Ernesto
Miranda era um desses “descartados” da vida social: pobre, nascido no estado do
Arizona no ano de 1941, desde cedo começou a meter-se em encrencas, que
culminaram com a sua acusação de sequestro, estupro e roubo; isto se deu no ano
de 1963. Interrogado pela polícia, confessou haver praticado os crimes, o que
lhe valeu uma condenação, porém foi interposto recurso à Suprema Corte, que
concordou em ouvir o seu caso (ao contrário do que ocorre no Brasil, não são
todos os recursos automaticamente aceitos na mais alta corte de justiça dos EUA).
O
caso possuía uma característica importante: a sua confissão não fora precedida
da advertência de que ele poderia permanecer em silêncio e que tudo o que
dissesse poderia ser utilizado em seu desfavor quando do julgamento. Ou seja:
os policiais que o interrogaram esqueceram (Freud explica?) de informa-lo de
seus direitos, entre os quais o de permanecer em silêncio. Discutindo a
violação desse direito, o caso chegou até a Suprema Corte e lhe deu razão, determinando
que o interrogatório-confissão não poderia ser utilizado em seu processo e,
claro, em seu desfavor.
A
discussão na Suprema Côrte tomou o nome de Miranda vs Arizona e tal ocorreu em
meados da década de ’60 e o que se debatia ali era a aplicação do princípio “nemo
tenetur se detegere” ou “privilege against self incrimination”, em vernáculo: “ninguém
pode ser obrigado a fazer prova contra si mesmo”. Este princípio hoje está
agasalhado na Constituição da República Federativa do Brasil, que, como se
sabe, é do ano de 1988; depois dela, também a legislação infraconstitucional a
acolheu: uma lei de 1° de dezembro de 2003, a de número 10.792, alterou o
artigo 187 do Código de Processo Penal, determinando, ao dispor sobre o
interrogatório do réu, que “depois de devidamente qualificado e cientificado do
inteiro teor da acusação, o acusado será informado pelo juiz, antes de iniciar
o interrogatório, do seu direito de permanecer calado e de não responder as
perguntas que lhe foram formuladas”; o parágrafo único estabelece que “o
silêncio, que não importará em confissão, não poderá ser interpretado em
prejuízo da defesa”. Isso quarenta anos após Miranda vs Arizona.
Mas
o “jeitinho” brasileiro existe até na aplicação da lei penal. Alguns agentes da
autoridade, ao prenderem em flagrante delito um (suposto) sujeito ativo de um
crime, no interior da viatura em que ele era conduzido ao plantão policial,
perguntavam na base do “aqui entre nós” se ele era o autor do ilícito. Ele,
acreditando no “aqui entre nós”, admitia ser o autor do fato. Quando era
interrogado pela autoridade policial e devidamente informado de seu direito de
permanecer calado, ele não respondia as perguntas que lhe eram feitas. Porém,
os agentes da autoridade prestavam depoimento e diziam que o acusado havia “informalmente”

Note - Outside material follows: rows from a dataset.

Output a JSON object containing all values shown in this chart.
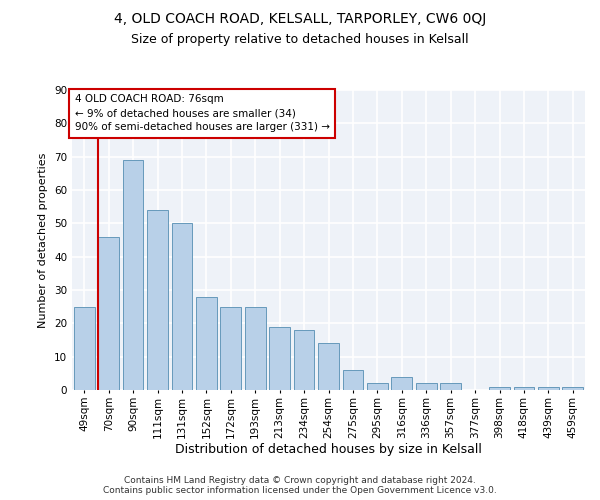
{
  "title1": "4, OLD COACH ROAD, KELSALL, TARPORLEY, CW6 0QJ",
  "title2": "Size of property relative to detached houses in Kelsall",
  "xlabel": "Distribution of detached houses by size in Kelsall",
  "ylabel": "Number of detached properties",
  "categories": [
    "49sqm",
    "70sqm",
    "90sqm",
    "111sqm",
    "131sqm",
    "152sqm",
    "172sqm",
    "193sqm",
    "213sqm",
    "234sqm",
    "254sqm",
    "275sqm",
    "295sqm",
    "316sqm",
    "336sqm",
    "357sqm",
    "377sqm",
    "398sqm",
    "418sqm",
    "439sqm",
    "459sqm"
  ],
  "values": [
    25,
    46,
    69,
    54,
    50,
    28,
    25,
    25,
    19,
    18,
    14,
    6,
    2,
    4,
    2,
    2,
    0,
    1,
    1,
    1,
    1
  ],
  "bar_color": "#b8d0e8",
  "bar_edge_color": "#6699bb",
  "annotation_title": "4 OLD COACH ROAD: 76sqm",
  "annotation_line1": "← 9% of detached houses are smaller (34)",
  "annotation_line2": "90% of semi-detached houses are larger (331) →",
  "annotation_box_color": "#ffffff",
  "annotation_box_edge": "#cc0000",
  "red_line_color": "#cc0000",
  "ylim": [
    0,
    90
  ],
  "yticks": [
    0,
    10,
    20,
    30,
    40,
    50,
    60,
    70,
    80,
    90
  ],
  "footer1": "Contains HM Land Registry data © Crown copyright and database right 2024.",
  "footer2": "Contains public sector information licensed under the Open Government Licence v3.0.",
  "bg_color": "#eef2f8",
  "grid_color": "#ffffff",
  "title1_fontsize": 10,
  "title2_fontsize": 9,
  "xlabel_fontsize": 9,
  "ylabel_fontsize": 8,
  "tick_fontsize": 7.5,
  "annotation_fontsize": 7.5,
  "footer_fontsize": 6.5
}
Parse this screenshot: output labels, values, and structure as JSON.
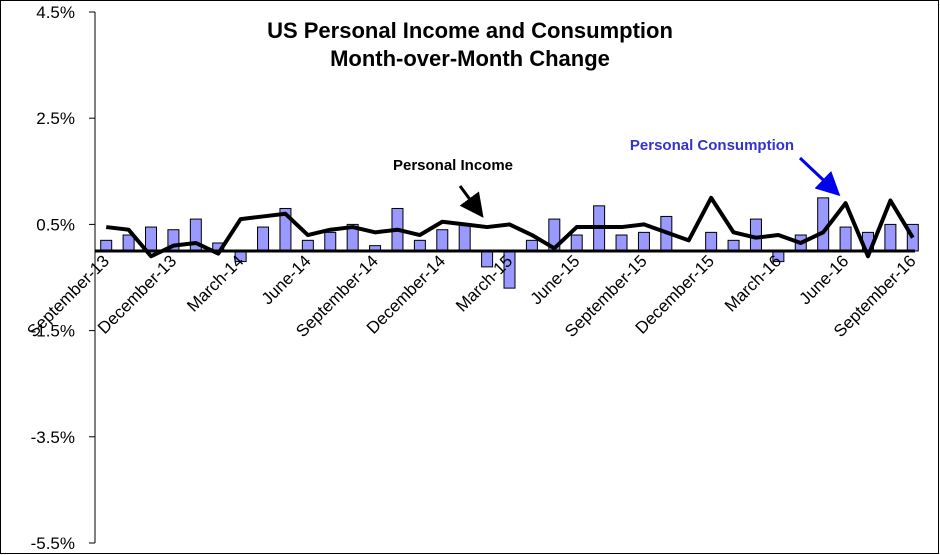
{
  "chart_data": {
    "type": "bar-line",
    "title": "US Personal Income and Consumption",
    "subtitle": "Month-over-Month Change",
    "categories": [
      "September-13",
      null,
      null,
      "December-13",
      null,
      null,
      "March-14",
      null,
      null,
      "June-14",
      null,
      null,
      "September-14",
      null,
      null,
      "December-14",
      null,
      null,
      "March-15",
      null,
      null,
      "June-15",
      null,
      null,
      "September-15",
      null,
      null,
      "December-15",
      null,
      null,
      "March-16",
      null,
      null,
      "June-16",
      null,
      null,
      "September-16"
    ],
    "series": [
      {
        "name": "Personal Consumption",
        "type": "bar",
        "color": "#9999ff",
        "values": [
          0.2,
          0.3,
          0.45,
          0.4,
          0.6,
          0.15,
          -0.2,
          0.45,
          0.8,
          0.2,
          0.35,
          0.5,
          0.1,
          0.8,
          0.2,
          0.4,
          0.5,
          -0.3,
          -0.7,
          0.2,
          0.6,
          0.3,
          0.85,
          0.3,
          0.35,
          0.65,
          0.0,
          0.35,
          0.2,
          0.6,
          -0.2,
          0.3,
          1.0,
          0.45,
          0.35,
          0.5,
          0.5
        ]
      },
      {
        "name": "Personal Income",
        "type": "line",
        "color": "#000000",
        "values": [
          0.45,
          0.4,
          -0.1,
          0.1,
          0.15,
          -0.05,
          0.6,
          0.65,
          0.7,
          0.3,
          0.4,
          0.45,
          0.35,
          0.4,
          0.3,
          0.55,
          0.5,
          0.45,
          0.5,
          0.3,
          0.05,
          0.45,
          0.45,
          0.45,
          0.5,
          0.35,
          0.2,
          1.0,
          0.35,
          0.25,
          0.3,
          0.15,
          0.35,
          0.9,
          -0.1,
          0.95,
          0.25
        ]
      }
    ],
    "ylim": [
      -5.5,
      4.5
    ],
    "yticks": [
      {
        "value": -5.5,
        "label": "-5.5%"
      },
      {
        "value": -3.5,
        "label": "-3.5%"
      },
      {
        "value": -1.5,
        "label": "-1.5%"
      },
      {
        "value": 0.5,
        "label": "0.5%"
      },
      {
        "value": 2.5,
        "label": "2.5%"
      },
      {
        "value": 4.5,
        "label": "4.5%"
      }
    ],
    "annotations": [
      "Personal Income",
      "Personal Consumption"
    ],
    "annotation_colors": [
      "#000000",
      "#3333cc"
    ]
  }
}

admitido ser o autor do crime:> era o quanto bastava para que se aceitasse
como prova da autoria aqueles depoimentos.
A
lei processual penal não contempla a figura da “confissão informal” – aliás, em
matéria de Direito nada é informal, tudo deve ser formal, no sentido de que
devem ser seguidas as formalidades para o ato jurídico sob pena de nulidade (não
se pode esquecer o brocardo jurídico “forma dat esse rei” – “a forma é que dá
existência [vida] à coisa”) e a admissão de culpa somente poderá ter validade
se feita perante o juiz e se o acusado for advertido de que pode permanecer
calado.
Falta
alguém levar à suprema corte brasileira, o Supremo Tribunal Federal essa
questão: é válida a confissão “informal”? Se levada, espera-se que, tal qual
ocorreu na maior democracia do mundo, a resposta seja negativa, banindo do
território jurídico mais uma manifestação do “jeitinho brasileiro”.
PS - Ernesto Mirando faleceu no ano de 1976, aos 35 anos de idade.